Al confine tra le province di Asti e Torino si estende in provincia di Cuneo - tra le Langhe e il Monferrato - una zona collinare denominata Roero.
Appartengono a quest'area, ristretta ma del tutto particolare, poco più di venti comuni, tra i quali spiccano per importanza Bra e Canale.
Il paesaggio é vario, ricco di vallate profonde, di versanti scoscesi, di colli variamente coltivati a vite ed a frutteto.
Le "Rocche", in particolare, costituiscono uno spettacolare scorcio del territorio roerino e rappresentano una piacevole attrattiva per gli amanti della natura ancora selvaggia ed incontaminata.
Il terreno sabbioso, friabile e di color ocra, ben si presta alle coltivazioni e l'intervento dell'uomo che, nel corso dei secoli, ha modificato l'originario paesaggio silvestre, rubando ai boschi ampi spazi che ora, con l'alternarsi delle stagioni, si dipingono dei variegati colori delle colture della zona.

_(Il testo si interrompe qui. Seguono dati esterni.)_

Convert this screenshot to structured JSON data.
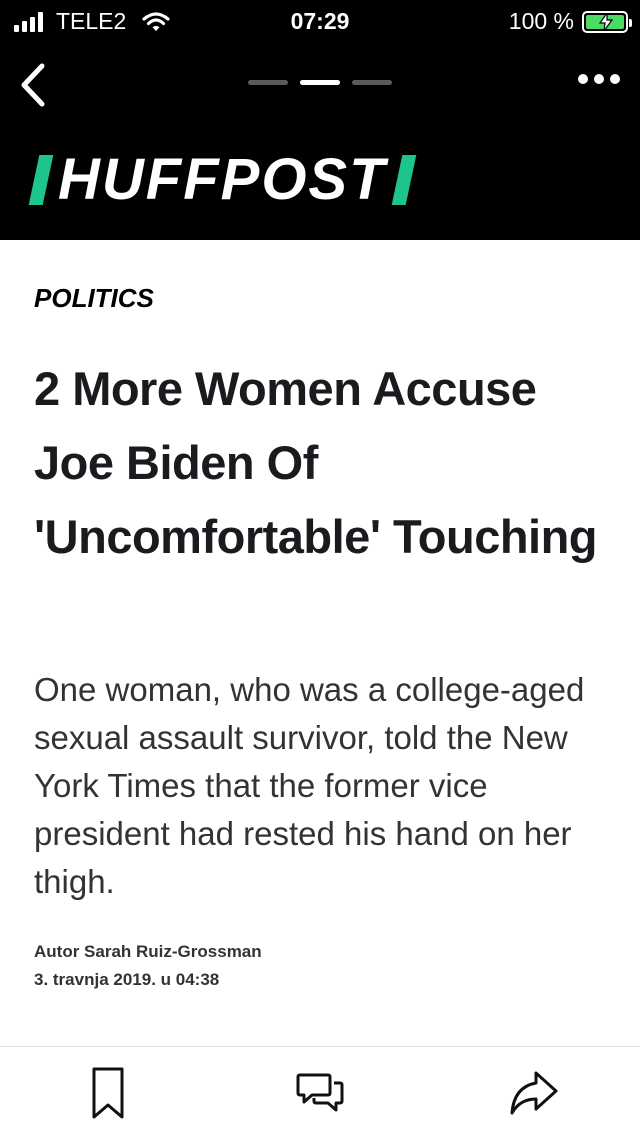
{
  "status_bar": {
    "carrier": "TELE2",
    "time": "07:29",
    "battery": "100 %"
  },
  "nav": {
    "page_count": 3,
    "active_page": 2
  },
  "brand": {
    "logo_text": "HUFFPOST",
    "accent_color": "#1ec48e"
  },
  "article": {
    "section": "POLITICS",
    "headline": "2 More Women Accuse Joe Biden Of 'Uncomfortable' Touching",
    "dek": "One woman, who was a college-aged sexual assault survivor, told the New York Times that the former vice president had rested his hand on her thigh.",
    "byline": "Autor Sarah Ruiz-Grossman",
    "date": "3. travnja 2019. u 04:38"
  },
  "toolbar": {
    "icons": [
      "bookmark-icon",
      "comments-icon",
      "share-icon"
    ]
  }
}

Torri e castelli, arroccati sulle colline, raccontano invece l'epopea dei Casati, perennemente in lotta fra loro.
Proprio dall'epoca feudale il Roero trae l'origine del suo nome.
Fu infatti la Casata dei Rotàri, molto potente a quel tempo, ad estendere il dominio sull'intera area e le delimitazioni geografiche di allora sono tuttora mantenute, inalterate.
Il Roero é terra di vini pregiati: lo testimoniano antiche leggi medioevali riferite agli obblighi dei popolani verso i feudatari.
Per avere tuttavia qualche idea più precisa sui tipi di vino prodotti nella zona, occorre giungere al 1600.
In quell'epoca si nomina il Nebiollo.
Probabilmente veniva vinificato dolce, ma la sua qualità doveva essere eccellente, se da Vezza molte "carrà di questo vino prendevano la strada verso la corte di Madama Reale e se, in seguito, i Duchi di Savoia lo vorranno sempre alla loro mensa.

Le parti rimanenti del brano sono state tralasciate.